Chacun son métier #5

Depuis quelques années, le nombre de publications à compte d’auteur ne cesse d’augmenter au Québec. Ce phénomène est devenu un irritant pour les librairies. Il ne se passe pas une semaine sans qu’un de ces auteurs ne nous sollicite afin que nous gardions son livre en consignation. En nous abordant, ils ont souvent une attitude prétentieuse envers le milieu du livre et ne se gênent pas pour dénigrer le travail des maisons d’éditions reconnues et bien établies. Si on ne répond pas positivement à leurs attentes, certains deviennent agressifs pendant que d’autres se mettent à jouer les souffre-douleur comme s’il fallait encourager à tout prix leur grande aventure dans le monde de l’édition.
Si, à la base, l’édition à compte d’auteur servait à publier un livre pour les proches de l’auteur sans devoir passer par le réseau des librairies, aujourd’hui ceux qui décident de se publier eux-mêmes prétendent au statut d’écrivain et espèrent une reconnaissance au même titre que les autres. Cette démarche est louable en soi, mais le marché actuel m’apparaît déjà suffisamment saturé sans qu’on en rajoute par la bande.
Il ne faut pas se leurrer, à part une exception de temps et à autre (un livre sur un sujet spécialisé par exemple), la plupart de ces titres n’auraient jamais dû voir le jour*. Il est bien évident que beaucoup de ces livres ont d’abord été refusé par les éditeurs qui ont probablement eu raison de le faire. Vexés dans leur orgueil de création, ces apprentis auteurs auraient intérêts à remettre leur ouvrage vingt fois sur le métier pour parfaire leur art plutôt que de faire paraître une œuvre inaboutie.
Cette croissance sans cesse grandissante de livres publiés à compte d’auteur n’est pas étonnante puisque les moyens technologiques d’aujourd’hui rendent accessibles une telle entreprise. Cette facilité nous fait malheureusement croire que tout peut être publié. Écrire est un art qui ne doit pas être pris à la légère. Plusieurs semblent l’avoir oublié.
Personnellement, je commence à en avoir marre de tous ces gens qui se publient sans rien connaître au monde de l’édition. À temps perdu à la librairie, je m’amuse à feuilleter toutes ces merveilles qui ne demandent qu’à être découvertes. Lire le premier paragraphe est toujours la première chose que je fais. La plupart du temps, je le réécrirais au complet tellement la syntaxe est mauvaise. Parfois, je n’ai même pas à me rendre aussi loin lorsque je vois une faute en exergue, sur la quatrième de couverture ou dans le titre (ça arrive!). Je ne parle pas de la page couverture souvent affreuse et de la mise en page déficiente. Bref, un concentré de mauvais goût qui en dit long sur le reste.
*je ne parle pas des maisons d’éditions émergentes qui ont une réelle démarche d’éditeur.
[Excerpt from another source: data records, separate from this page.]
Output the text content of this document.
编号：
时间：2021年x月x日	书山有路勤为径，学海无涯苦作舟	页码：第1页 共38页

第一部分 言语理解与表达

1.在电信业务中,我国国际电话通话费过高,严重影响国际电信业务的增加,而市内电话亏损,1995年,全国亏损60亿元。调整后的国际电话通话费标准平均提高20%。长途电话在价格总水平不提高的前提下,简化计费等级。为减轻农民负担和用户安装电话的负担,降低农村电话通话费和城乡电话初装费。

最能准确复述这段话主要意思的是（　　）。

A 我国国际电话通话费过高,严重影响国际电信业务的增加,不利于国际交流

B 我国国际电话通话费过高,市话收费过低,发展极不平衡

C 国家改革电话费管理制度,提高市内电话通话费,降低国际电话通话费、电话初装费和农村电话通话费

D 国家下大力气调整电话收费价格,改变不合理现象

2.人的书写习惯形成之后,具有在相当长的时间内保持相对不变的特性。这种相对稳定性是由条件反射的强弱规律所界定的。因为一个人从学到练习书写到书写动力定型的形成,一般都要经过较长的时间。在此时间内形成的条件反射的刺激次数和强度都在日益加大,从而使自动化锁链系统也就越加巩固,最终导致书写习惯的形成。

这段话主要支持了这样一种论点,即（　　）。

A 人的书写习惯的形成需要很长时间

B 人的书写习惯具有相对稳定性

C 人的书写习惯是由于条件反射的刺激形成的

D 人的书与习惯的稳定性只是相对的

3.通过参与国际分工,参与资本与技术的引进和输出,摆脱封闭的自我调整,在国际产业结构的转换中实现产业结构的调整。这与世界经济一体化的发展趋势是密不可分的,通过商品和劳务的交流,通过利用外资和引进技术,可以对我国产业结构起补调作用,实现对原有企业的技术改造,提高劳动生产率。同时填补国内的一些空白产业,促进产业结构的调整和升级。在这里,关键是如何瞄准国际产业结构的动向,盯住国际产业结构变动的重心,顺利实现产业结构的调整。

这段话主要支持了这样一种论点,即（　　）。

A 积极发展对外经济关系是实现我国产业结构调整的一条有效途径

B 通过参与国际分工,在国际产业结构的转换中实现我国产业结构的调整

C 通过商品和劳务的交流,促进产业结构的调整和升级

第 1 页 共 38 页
20 réflexions au sujet de « Chacun son métier #5 »

  1. Éric, je vous trouve très dur avec ces auteurs. Je ne veux pas prendre leur défense, mais j’espère que certains d’entre eux vous écriront pour vous donner la réplique. À suivre…

  2. En soi, le compte d’auteur est très honorable et devrait même être d’avantage pratiqué.
    Par contre, ces auteurs devraient renoncer à se faire distribuer en librairie. Les libraires en ont déjà plein les bras avec les 30 000 nouveaux titres francophones annuels sans devoir en plus tenir une comptabilité séparée pour chaque titre autopublié.
    Et au final, certains livres feront une plus belle carrière dans un réseau parallèle que dans les librairies.
    Mais c’est vrai que l’édition est un monde fermé qu’il n’est pas facile d’appréhender.
    Je serais curieux de connaître la position de l’UNEQ sur ce sujet.
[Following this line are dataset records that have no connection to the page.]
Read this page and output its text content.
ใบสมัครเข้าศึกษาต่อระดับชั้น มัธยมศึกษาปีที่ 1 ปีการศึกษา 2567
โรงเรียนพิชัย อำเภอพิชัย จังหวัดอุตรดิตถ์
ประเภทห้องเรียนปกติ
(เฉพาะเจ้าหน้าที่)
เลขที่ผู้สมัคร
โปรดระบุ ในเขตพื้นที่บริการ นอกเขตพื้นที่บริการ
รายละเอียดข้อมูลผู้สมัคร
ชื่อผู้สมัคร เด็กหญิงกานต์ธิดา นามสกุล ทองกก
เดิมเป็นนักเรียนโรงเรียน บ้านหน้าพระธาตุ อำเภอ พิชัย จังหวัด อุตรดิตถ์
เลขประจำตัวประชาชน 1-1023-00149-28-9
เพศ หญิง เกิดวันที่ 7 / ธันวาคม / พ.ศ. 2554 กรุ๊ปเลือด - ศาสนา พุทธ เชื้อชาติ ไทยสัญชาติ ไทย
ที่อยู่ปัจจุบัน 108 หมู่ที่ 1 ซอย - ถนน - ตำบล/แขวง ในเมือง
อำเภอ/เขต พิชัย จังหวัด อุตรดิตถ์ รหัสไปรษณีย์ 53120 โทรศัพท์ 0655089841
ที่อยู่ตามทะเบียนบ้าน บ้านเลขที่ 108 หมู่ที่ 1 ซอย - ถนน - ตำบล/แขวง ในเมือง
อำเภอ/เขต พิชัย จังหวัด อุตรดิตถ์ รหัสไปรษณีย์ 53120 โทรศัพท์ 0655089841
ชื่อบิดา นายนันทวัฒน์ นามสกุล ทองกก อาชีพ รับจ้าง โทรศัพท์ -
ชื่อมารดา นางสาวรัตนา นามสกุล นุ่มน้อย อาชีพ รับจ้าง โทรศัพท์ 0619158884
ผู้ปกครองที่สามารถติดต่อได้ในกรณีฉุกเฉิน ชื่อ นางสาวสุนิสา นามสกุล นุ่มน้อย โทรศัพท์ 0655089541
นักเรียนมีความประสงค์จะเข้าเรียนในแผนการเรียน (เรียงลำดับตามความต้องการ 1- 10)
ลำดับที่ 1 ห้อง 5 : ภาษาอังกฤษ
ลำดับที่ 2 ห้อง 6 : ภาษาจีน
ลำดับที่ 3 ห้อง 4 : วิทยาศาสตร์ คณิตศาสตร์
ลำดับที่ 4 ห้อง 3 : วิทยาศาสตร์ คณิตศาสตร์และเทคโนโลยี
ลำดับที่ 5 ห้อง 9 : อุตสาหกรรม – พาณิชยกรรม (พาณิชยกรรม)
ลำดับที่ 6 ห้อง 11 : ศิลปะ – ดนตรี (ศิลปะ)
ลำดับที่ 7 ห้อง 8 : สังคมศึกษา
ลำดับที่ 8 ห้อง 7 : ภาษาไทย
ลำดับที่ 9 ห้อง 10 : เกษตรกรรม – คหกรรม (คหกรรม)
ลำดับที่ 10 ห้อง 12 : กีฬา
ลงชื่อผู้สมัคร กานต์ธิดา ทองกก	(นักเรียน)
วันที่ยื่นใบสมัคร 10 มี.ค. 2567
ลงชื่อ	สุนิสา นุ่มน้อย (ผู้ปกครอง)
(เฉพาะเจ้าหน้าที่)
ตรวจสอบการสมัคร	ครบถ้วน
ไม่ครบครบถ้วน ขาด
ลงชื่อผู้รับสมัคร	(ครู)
  3. Jusqu’à ce jour, je n’ai jamais publié même si j’écris depuis 40 ans. Pour moi, pas question du compte d’auteur. Si jamais, je présente un manuscrit pour être refusé; eh bien, je ne me compliquerai pas la vie. Il restera dans le fond de mon tirroir.

  4. Réjean: c’est vrai que je suis dur. Je le serais sûrement moins si ne je travaillais pas en librairie.
    Jules: toujours aussi pertinentes tes questions. Pour l’instant, je ne ferai que te répondre non. J’élaborerai davantage dans un prochain billet.
    Gilles: tout à fait d’accord avec toi.
    Valdec: c’est très lucide et très sage de votre part. Par contre, si vous croyez que vous avez un excellent manuscrit entre les mains que vous n’avez jamais montré à personne, n’hésitez pas à le faire parvenir chez Septentrion pour le faire évaluer. On ne sait jamais!

  5. Effectivement, le compte d’auteur est la plaie des libraires. Ils ne veulent pas faire les remises habituelles, ça leur a couté assez cher et nous, les libraires, roulons sur l’or, c’est connu. Ils veulent les places de choix en dénigrant les auteurs reconnus. Et surtout les 3/4 de ces auteurs oublient carrément de venir rechercher leur petite merveille!!

  6. Allo Eric, je partage ton opinion. Mais pour l’anecdote, il ne faut pas oublier que Proust a publié sa Recherche à compte d’auteur chez Grasset. L’exception qui confirme la règle..!

  7. Bellesahi: je suis d’accord et c’est justement pour cette raison que ce n’est pas nécessaire d’en rajouter.
    MHV: je n’aurais pas mieux dit!
    David: oui, mais c’était quand même chez Grasset et non aux éditions du Proust Proust :-)

  8. Les éditeurs sont voraces. C’est certains qu’ils doivent faire des profits et le choix du manuscrit qu’on leur soumet doit éventuellement leur rapporter au bout du compte. Toutefois, je suis conscient que si l’histoire ne convient pas à leur exigences, c’est tout à fait normal de refuser un auteur. Par contre, lorsque l’histoire tombe dans leur cordes, les éditeurs pourraient discuter avec l’auteur, quitte à faire de légères modifications. Je sais que le français est une raison majeure de refus, mais si les corrections ne sont pas si énormes, l’éditeur n’a-t-il pas des correcteurs qui sont à la disposition des auteurs ? Est-ce que pour quelques corrections, un éditeur peut vouloir prendre les corrections à son compte si il croit vraiment au succès du produit ?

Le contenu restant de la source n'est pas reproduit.